Mongabay.co.id

Tiga Sekawan Ini Bikin Eco Paving Block dari Kantong Plastik

Sampah kantong plastik yang dibikin eco paving block. Foto: dokumen Sumpah Sampah

 

 

 

Namanya, Aziz Pusantaraka dan Angga Nurdiansah. Duo sahabat ini risih dengan sampah kantong plastik yang dibuang ke sungai atau numpuk di belakang rumah warga di Cianjur, Jawa Barat.

Bukan hanya menimbulkan bau tak sedap, sampah juga bertebaran dan menyumbat aliran air kala hujan hingga menimbulkan banjir.

Azis, lulusan Master Lingkungan Institut Teknologi Bandung (ITB), Bandung, pada 2012. Angga sendiri, tamatan D3 Pengecoran Logam Politeknik Manufaktur Negeri Bandung (Polman), 2010.

Sebelumnya, mereka berdua coba mencari ide menciptakan sesuatu dari sampah-sampah itu. Mereka pun meneliti sekitar enam sampai tujuh bulan. Mereka lakukan berbagai percobaan untuk menghasilkan sesuatu dari sampah kantong plastik ini.

Tahap awal, mereka bereksperimen membuat konblok dari lelehan pembakaran kantong plastik dicampur pasir.

Dari ujicoba tadi, membuat satu konblok berukuran satu meter persegi (m2) perlu sampah plastik sekitar 50 kg. “Konblok ini mempunyai kekuatan hampir dua kali lipat dibandingkan konblok biasa,” kata Azis dijumpai Mongabay di bilangan Kebayoran Baru, Jakarta Selatan.

 

Pencacahan sampah plastik. Foto: dokumen tim Sumpah Sampah

 

Konblok tadi, katanya, rusak kalau terkena air hujan hingga perlu kajian teknis lagi. Belum lagi, pembuatan ini menimbulkan bau menyengat dan asap hitam pekat yang bisa mengganggu kesehatan.

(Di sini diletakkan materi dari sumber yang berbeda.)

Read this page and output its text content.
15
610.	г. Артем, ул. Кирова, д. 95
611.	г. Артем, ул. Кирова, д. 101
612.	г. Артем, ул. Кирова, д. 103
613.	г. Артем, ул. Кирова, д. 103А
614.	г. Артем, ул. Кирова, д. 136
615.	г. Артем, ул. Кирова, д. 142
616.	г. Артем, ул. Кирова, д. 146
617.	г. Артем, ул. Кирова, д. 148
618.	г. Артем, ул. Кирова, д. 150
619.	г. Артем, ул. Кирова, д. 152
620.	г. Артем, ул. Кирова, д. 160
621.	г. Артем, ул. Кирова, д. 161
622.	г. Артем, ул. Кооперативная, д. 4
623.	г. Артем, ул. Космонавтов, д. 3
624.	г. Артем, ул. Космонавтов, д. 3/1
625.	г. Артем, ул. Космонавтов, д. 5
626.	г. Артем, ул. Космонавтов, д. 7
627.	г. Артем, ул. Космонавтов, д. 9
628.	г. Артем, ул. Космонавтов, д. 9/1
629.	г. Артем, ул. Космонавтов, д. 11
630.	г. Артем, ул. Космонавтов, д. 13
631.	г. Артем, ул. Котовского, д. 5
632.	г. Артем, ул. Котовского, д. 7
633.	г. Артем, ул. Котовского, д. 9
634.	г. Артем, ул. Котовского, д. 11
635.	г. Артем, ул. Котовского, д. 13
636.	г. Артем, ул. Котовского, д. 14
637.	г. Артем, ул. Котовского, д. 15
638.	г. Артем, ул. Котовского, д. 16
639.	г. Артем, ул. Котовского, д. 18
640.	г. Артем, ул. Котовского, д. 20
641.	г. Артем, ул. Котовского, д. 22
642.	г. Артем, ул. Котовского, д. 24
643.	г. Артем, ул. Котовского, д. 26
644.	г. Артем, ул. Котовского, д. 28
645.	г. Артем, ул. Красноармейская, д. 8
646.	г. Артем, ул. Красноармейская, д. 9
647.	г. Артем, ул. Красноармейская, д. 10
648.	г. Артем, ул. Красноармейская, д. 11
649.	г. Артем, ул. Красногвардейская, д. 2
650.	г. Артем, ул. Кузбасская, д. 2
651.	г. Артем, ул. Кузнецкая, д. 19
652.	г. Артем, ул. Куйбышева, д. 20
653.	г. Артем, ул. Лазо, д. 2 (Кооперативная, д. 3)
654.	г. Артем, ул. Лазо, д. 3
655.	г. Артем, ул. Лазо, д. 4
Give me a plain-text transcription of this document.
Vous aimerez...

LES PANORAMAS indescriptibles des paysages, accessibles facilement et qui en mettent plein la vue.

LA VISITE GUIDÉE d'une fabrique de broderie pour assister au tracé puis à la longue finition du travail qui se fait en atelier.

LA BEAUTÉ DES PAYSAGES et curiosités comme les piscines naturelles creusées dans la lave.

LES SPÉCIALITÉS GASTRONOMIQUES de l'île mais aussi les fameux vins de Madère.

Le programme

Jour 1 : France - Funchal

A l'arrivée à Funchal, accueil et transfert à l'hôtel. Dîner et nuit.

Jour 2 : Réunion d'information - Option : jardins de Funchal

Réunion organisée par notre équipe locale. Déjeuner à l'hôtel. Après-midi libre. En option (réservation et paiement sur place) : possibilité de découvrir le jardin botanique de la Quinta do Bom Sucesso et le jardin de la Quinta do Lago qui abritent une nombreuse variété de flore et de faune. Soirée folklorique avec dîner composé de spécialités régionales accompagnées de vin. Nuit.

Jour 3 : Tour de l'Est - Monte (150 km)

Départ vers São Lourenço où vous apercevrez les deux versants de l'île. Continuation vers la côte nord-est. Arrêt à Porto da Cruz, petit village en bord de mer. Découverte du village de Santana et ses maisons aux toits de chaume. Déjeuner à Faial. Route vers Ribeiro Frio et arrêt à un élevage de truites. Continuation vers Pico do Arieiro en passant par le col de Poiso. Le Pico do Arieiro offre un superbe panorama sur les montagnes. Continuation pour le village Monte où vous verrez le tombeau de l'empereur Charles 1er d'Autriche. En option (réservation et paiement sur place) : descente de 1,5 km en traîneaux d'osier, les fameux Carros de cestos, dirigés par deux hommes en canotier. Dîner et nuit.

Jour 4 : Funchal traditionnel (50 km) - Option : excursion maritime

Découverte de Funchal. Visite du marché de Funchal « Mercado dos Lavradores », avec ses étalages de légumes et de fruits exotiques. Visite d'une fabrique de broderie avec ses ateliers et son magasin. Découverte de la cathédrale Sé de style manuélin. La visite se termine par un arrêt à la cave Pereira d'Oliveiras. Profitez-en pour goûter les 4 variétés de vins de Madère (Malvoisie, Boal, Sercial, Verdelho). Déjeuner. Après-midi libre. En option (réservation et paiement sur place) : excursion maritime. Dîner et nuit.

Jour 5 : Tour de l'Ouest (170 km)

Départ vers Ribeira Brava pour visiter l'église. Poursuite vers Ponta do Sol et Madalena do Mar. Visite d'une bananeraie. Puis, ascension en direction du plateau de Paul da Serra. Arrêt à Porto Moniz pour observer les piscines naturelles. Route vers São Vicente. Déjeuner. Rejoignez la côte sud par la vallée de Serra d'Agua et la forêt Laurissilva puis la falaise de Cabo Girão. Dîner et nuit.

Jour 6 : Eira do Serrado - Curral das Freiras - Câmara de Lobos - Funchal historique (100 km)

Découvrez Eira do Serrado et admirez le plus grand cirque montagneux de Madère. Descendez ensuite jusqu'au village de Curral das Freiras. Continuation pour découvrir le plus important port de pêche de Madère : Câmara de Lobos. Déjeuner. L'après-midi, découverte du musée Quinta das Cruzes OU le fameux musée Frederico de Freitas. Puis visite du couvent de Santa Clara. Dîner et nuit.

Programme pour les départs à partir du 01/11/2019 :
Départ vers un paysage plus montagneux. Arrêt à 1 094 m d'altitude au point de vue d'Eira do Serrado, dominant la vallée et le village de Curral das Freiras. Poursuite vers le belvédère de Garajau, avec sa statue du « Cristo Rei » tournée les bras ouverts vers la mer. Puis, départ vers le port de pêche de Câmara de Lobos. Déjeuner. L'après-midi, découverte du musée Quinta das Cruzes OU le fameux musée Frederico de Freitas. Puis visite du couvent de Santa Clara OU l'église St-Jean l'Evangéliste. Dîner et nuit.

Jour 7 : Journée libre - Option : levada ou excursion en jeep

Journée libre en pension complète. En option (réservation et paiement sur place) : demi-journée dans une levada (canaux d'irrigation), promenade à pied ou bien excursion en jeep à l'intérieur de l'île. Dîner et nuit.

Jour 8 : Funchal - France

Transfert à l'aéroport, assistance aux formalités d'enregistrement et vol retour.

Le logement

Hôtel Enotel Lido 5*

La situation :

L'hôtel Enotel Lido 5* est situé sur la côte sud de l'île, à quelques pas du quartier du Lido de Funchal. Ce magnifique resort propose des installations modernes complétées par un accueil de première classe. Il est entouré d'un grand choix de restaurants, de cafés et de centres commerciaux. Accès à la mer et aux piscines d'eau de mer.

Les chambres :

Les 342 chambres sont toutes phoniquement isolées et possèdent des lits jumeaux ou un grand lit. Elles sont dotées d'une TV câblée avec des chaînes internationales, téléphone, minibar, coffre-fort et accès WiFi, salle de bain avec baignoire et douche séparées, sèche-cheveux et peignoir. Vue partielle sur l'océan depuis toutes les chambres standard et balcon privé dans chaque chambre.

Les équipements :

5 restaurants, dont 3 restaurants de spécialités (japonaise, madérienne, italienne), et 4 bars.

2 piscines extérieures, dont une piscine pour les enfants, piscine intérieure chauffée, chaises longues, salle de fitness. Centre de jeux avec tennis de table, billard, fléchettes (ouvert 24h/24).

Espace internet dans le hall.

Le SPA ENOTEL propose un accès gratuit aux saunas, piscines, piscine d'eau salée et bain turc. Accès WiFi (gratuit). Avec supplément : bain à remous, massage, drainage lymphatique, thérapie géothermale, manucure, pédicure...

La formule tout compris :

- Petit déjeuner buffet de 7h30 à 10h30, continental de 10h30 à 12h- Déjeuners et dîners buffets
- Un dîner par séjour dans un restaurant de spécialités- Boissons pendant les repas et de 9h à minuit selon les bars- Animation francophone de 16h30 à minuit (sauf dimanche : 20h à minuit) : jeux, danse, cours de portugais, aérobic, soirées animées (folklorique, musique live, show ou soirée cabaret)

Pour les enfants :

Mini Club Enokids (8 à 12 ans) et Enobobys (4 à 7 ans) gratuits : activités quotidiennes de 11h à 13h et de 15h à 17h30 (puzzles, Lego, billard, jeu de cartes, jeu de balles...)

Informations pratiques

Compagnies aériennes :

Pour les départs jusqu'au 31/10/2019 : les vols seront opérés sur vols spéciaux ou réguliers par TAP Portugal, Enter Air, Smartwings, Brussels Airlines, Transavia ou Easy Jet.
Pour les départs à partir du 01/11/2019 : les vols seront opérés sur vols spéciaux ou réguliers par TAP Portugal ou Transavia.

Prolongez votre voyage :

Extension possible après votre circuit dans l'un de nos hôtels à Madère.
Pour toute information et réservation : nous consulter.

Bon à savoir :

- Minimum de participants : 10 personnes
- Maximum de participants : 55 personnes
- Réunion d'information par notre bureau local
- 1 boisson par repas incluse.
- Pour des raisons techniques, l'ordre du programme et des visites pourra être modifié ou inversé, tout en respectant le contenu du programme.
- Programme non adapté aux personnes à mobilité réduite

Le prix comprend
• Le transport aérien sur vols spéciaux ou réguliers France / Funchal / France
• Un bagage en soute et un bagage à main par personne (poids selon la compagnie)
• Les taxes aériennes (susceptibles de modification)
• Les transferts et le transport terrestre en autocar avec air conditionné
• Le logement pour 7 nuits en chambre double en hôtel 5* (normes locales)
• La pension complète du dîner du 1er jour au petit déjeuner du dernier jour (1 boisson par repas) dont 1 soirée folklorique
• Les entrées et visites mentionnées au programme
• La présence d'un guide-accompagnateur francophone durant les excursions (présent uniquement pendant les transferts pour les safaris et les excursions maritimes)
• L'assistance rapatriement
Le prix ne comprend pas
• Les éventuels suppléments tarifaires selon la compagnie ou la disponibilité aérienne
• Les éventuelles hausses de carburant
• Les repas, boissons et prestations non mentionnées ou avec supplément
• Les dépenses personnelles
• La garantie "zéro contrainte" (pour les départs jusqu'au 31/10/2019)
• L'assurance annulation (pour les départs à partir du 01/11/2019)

Peristiwa tadi, memaksa mereka memindahkan tempat percobaan pembuatan konblok ke Citeureup, Jabar dari Cianjur. Pindah lokasi ini sekaligus mendekatkan dengan bahan baku yang dipasok ibu-ibu dan pemulung.

Mereka bekerja sama dengan warga kampung di Citeureup, untuk pengumpulan sampah. Sampah-sampah ini kemudian tukar dengan sembako. Untuk sampah kantong plastik, seharga Rp1.300-Rp1.500 perkg. Ke depan, katanya, mereka juga akan bekerja sama dengan pengelola di tempat pembuangan sampah.

 

Menang Rp100 Juta

Pada Otober 2018, produsen kopi Indonesia, Kapal Api, dan Badan Ekonomi Kreatif (Bekraf) menggelar lomba socialpreneur bertema ‘Gerakan Secangkir Semangat’ di Jakarta. Azis dan Angga memanfaatkan moment ini guna mendapat relasi dan belajar menjalankan usaha yang bersifat sosial.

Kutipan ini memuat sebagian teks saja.